Pada suatu sore di musim gugur, Yi Hwon dan pengawal pribadinya, Woon, menemukan pohon besar sebagai tempat berteduh dari hujan yang sangat lebat. Hwon sedang menyamar, hanya mengenakan busana bangsawan biasa. Sementara penampilan Woon tak dapat dibantah, ia adalah seorang pendekar. Rambut panjangnya terikat rapi dengan kedua pedang panjang tersampir di punggung dan pinggangnya.

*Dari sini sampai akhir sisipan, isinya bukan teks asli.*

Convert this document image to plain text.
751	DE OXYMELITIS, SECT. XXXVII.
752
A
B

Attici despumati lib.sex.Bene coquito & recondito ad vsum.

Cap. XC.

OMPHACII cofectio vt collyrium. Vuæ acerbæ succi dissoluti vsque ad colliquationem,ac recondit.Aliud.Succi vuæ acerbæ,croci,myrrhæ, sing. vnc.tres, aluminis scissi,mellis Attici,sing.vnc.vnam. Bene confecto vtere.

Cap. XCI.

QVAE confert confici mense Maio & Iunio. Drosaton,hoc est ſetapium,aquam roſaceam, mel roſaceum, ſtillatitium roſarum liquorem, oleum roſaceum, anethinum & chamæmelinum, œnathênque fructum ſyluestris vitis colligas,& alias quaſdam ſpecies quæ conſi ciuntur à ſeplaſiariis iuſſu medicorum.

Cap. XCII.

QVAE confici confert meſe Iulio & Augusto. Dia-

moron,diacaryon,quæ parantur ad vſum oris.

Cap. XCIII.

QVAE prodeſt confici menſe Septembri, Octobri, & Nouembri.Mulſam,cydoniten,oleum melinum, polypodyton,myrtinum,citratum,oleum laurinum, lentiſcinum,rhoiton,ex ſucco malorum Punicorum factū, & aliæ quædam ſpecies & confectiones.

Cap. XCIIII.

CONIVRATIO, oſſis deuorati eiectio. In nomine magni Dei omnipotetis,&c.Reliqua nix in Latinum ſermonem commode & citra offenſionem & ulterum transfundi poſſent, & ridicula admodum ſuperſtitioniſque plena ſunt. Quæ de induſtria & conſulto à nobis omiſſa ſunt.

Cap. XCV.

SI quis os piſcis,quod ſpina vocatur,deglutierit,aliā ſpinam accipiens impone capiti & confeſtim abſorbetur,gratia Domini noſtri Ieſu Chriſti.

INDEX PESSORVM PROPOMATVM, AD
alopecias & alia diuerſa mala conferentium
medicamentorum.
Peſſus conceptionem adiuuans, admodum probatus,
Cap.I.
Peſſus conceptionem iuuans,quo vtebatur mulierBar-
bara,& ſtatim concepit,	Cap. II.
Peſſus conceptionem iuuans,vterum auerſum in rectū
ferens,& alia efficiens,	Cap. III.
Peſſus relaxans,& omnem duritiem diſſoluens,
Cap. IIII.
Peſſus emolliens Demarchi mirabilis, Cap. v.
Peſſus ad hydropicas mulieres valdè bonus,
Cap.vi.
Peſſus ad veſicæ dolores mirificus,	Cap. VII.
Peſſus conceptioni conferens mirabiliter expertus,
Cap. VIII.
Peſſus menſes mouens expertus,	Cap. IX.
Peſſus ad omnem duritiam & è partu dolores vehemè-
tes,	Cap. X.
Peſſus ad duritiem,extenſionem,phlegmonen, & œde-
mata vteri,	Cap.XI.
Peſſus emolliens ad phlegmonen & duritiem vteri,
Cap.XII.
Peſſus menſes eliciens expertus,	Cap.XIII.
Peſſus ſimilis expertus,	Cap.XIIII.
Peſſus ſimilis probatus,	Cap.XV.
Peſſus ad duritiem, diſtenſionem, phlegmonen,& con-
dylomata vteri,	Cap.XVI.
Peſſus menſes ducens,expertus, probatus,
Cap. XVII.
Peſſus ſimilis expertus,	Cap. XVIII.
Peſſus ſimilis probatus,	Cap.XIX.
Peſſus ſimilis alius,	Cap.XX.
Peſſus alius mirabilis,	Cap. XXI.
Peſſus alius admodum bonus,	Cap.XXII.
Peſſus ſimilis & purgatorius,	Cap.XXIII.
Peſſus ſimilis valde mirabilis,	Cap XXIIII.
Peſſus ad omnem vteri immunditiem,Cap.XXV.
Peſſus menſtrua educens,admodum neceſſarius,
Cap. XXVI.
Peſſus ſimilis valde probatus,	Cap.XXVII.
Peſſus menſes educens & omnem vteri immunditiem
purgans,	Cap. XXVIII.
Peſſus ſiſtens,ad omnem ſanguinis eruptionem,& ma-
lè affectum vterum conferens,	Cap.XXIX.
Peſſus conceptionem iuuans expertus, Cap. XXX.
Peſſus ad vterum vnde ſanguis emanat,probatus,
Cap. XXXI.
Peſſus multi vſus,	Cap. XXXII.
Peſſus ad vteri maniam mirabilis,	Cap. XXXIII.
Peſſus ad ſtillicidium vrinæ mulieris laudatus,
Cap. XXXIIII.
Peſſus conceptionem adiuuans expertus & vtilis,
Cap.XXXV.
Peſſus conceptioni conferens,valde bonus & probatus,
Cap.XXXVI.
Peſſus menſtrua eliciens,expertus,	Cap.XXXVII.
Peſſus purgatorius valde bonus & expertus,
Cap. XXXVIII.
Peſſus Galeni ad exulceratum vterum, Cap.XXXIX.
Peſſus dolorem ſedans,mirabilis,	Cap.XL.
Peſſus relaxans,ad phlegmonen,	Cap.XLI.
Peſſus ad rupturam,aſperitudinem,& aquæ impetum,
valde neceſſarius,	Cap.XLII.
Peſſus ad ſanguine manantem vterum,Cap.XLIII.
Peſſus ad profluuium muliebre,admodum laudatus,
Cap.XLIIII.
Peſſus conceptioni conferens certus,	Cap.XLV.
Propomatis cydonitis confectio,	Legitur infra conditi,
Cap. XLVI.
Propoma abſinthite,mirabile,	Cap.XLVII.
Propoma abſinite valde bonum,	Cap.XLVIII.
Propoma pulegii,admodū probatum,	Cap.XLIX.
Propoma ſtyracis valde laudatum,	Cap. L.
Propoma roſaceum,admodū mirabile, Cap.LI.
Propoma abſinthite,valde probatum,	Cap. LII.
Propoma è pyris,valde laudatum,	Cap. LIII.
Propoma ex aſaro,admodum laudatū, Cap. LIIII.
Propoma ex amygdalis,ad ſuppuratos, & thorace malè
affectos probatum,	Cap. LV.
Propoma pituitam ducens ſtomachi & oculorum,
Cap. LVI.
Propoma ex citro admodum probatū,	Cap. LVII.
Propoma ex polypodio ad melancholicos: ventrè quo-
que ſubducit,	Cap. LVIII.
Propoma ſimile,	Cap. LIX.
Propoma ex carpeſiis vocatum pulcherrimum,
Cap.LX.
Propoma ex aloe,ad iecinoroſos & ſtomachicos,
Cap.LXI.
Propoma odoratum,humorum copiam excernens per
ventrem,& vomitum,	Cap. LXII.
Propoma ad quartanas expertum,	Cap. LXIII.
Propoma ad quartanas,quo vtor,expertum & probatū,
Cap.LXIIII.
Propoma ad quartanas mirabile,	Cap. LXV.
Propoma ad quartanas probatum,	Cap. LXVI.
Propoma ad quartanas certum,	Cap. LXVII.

Kedua pria itu berada jauh dari desa terdekat, dan hujan sepertinya tak akan berhenti dalam waktu dekat. Tiba-tiba Hwon melihat sebuah gubuk kecil di kaki gunung dan memutuskan kalau mereka akan berteduh di tempat itu sampai hujan usai.

Tanpa menunggu jawaban Woon, seperti kena sihir, Hwon berjalan cepat menuju rumah itu. Tak ada pilihan lain bagi Woon selain mengikutinya.

Setibanya di depan gerbang, langkah Woon terhenti karena melihat ada sebilah tiang panjang menancap di pintu gerbang. Woon menyarankan agar Hwon tak memasuki rumah itu, karena rumah itu didiami oleh seorang shaman.

Namun tiba-tiba seorang wanita (yang nanti kita kenal dengan nama Seol) muncul dan membuka pintu.

“Tunjukkan siapa dirimu!”

“Aku tak tahu harus berkata apa. Dalam situasi seperti apa seorang tuan rumah harus menunjukkan jati dirinya pada tamunya? Bukankah seharusnya aku yang harus menanyakan hal itu?”

“Untuk apa seorang wanita memiliki sebuah pedang?”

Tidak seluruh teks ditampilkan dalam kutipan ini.